The Goldstone Report and the Gaza Truce

In a recent interview [PDF] with the Middle East Monitor, Colonel Desmond Travers, retired from the Irish Army — best known as one of the members of the U.N. commission that produced the Goldstone report — attracted attention for his statement that “the number of rockets that had been fired into Israel in the month preceding their operations was something like two.” Critics of the Goldstone report like Commentary’s David Hazony and Evelyn Gordon have seized on the comment as proof that Travers and the rest of the Goldstone commission are irredeemably biased against Israel; Gordon cites figures [PDF] from the Israeli Intelligence and Terrorism Information Center showing that over 300 rockets were fired into Israel from Gaza during the month of December 2008. (Operation Cast Lead began on Dec. 27.)

As Jerry Haber notes, however, these criticisms are based on a simple misunderstanding. In fact, the “operations” that Travers refers do not commence with the start of Operation Cast Lead on Dec. 27, but rather with Operation Double Challenge on Nov. 4. Double Challenge was an IDF incursion into Gaza that left six Palestinians dead, ending months of calm; because the operation came only a day of the U.S. presidential elections, it vanished without a trace in the U.S. media. Paul Woodward explains that the ceasefire was, in fact, functioning quite well until the Israelis broke it on Nov. 4; only after the IDF raid did the number of rocket attacks increase.
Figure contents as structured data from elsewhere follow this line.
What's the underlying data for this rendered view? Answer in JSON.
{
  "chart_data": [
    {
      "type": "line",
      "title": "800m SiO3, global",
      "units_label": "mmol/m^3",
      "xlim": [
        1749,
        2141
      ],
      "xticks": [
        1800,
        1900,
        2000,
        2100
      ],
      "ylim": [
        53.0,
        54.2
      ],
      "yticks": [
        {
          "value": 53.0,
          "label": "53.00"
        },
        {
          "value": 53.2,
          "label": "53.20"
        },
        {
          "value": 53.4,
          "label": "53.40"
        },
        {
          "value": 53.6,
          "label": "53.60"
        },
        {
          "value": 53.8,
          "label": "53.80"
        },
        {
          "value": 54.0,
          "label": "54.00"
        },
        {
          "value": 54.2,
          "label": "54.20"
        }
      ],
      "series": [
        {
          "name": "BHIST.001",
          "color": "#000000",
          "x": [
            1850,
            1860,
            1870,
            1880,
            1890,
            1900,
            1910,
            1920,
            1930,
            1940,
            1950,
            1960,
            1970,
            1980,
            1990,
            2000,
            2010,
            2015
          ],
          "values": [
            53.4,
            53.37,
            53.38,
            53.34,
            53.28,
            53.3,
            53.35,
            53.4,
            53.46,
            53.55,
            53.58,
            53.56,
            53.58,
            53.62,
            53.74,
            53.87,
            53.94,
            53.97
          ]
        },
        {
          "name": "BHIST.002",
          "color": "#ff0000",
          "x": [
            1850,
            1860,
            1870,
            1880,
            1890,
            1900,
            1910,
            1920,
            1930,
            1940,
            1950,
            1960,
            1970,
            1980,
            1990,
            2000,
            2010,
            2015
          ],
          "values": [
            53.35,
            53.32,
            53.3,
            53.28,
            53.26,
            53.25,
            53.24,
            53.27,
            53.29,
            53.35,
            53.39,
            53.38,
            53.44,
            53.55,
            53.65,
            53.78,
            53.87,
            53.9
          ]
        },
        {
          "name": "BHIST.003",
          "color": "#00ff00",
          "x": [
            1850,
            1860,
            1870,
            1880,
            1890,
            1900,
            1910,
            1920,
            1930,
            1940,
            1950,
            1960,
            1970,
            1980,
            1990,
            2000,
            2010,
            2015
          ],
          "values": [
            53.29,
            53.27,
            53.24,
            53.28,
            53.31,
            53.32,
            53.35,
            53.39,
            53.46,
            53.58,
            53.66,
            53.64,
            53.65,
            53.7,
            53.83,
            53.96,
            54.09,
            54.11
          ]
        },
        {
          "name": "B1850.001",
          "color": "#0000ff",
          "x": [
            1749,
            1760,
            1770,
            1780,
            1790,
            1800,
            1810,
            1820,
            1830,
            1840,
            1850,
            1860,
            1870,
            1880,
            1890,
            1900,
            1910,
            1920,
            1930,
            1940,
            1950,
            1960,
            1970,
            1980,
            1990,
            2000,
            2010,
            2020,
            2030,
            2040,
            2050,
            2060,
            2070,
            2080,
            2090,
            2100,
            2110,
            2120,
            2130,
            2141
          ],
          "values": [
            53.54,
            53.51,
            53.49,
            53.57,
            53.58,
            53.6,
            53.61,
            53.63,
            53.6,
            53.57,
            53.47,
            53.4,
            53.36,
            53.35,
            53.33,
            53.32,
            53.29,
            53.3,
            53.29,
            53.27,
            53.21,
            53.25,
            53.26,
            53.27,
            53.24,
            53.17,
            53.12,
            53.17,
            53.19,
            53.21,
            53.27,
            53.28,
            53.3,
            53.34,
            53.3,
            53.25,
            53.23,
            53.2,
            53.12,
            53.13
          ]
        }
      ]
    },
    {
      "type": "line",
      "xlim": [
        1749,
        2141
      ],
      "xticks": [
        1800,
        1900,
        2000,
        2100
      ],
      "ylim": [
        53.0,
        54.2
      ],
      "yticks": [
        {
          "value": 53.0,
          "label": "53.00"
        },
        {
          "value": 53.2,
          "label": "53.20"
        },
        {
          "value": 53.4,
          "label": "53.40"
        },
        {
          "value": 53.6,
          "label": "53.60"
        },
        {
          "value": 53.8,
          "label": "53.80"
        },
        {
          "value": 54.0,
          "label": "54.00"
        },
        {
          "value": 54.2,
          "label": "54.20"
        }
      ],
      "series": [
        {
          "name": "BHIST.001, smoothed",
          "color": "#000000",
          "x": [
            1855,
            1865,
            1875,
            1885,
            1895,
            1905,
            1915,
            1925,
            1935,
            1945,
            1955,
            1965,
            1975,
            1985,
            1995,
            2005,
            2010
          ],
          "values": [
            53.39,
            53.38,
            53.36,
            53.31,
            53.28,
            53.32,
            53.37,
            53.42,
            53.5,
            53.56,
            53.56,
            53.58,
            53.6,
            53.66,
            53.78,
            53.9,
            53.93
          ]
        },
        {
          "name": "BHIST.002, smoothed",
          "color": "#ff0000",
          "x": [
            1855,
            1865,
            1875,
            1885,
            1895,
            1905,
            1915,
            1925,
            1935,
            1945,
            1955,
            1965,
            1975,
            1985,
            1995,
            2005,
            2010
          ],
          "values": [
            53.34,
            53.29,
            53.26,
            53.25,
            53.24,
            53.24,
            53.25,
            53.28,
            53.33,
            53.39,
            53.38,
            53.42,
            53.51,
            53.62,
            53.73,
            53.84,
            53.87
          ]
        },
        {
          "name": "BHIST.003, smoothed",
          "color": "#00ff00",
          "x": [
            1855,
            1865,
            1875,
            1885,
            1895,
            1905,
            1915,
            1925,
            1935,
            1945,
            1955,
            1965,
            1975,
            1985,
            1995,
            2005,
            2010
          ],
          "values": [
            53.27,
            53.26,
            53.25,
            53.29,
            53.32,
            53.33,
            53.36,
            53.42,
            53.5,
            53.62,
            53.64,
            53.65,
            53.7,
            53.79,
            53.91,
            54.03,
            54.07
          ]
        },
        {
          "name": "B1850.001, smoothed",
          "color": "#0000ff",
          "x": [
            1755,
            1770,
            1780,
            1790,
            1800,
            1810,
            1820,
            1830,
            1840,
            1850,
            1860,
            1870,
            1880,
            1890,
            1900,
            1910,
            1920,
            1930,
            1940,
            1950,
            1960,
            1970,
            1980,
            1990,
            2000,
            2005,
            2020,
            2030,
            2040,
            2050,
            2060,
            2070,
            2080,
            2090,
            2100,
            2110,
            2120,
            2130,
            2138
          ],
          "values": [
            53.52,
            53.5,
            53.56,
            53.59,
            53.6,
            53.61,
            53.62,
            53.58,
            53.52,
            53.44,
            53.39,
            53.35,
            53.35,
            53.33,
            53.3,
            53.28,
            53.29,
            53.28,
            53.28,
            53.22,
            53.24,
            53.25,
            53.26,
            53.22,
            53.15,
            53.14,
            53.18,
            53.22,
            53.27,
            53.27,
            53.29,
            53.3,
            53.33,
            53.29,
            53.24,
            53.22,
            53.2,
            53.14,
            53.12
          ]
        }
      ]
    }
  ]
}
Therefore, when Travers speaks of “the month preceding their operations,” he is referring not to December but to October 2008. And how many rockets were fired into Israel in October? According to the very figures [PDF, p. 6] that Gordon cites against Travers, only one. (According to Israel’s Ministry of Foreign Affairs, there were two rockets fired in October, and twelve in the four-month stretch from July through October.)

The fact that the ceasefire was actually working quite well in preventing rocket fire into southern Israel is one reason that we should be skeptical of the claim that Israel had no choice but to use military force to prevent the rocket attacks. (This is not, of course, to deny that the rocket attacks constituted war crimes in their own right.) If Israel’s primary goal were simply to end the rocket attacks, it could have worked to maintain the ceasefire (or better still, lifted the siege of Gaza). Why, then, did Israel choose to violate it instead? I suspect that the Israeli government, wary of the incoming Obama administration, believed that the blank check it enjoyed during the Bush years was coming to an end, and was determined to make one last sustained effort to root out the Hamas government before it did.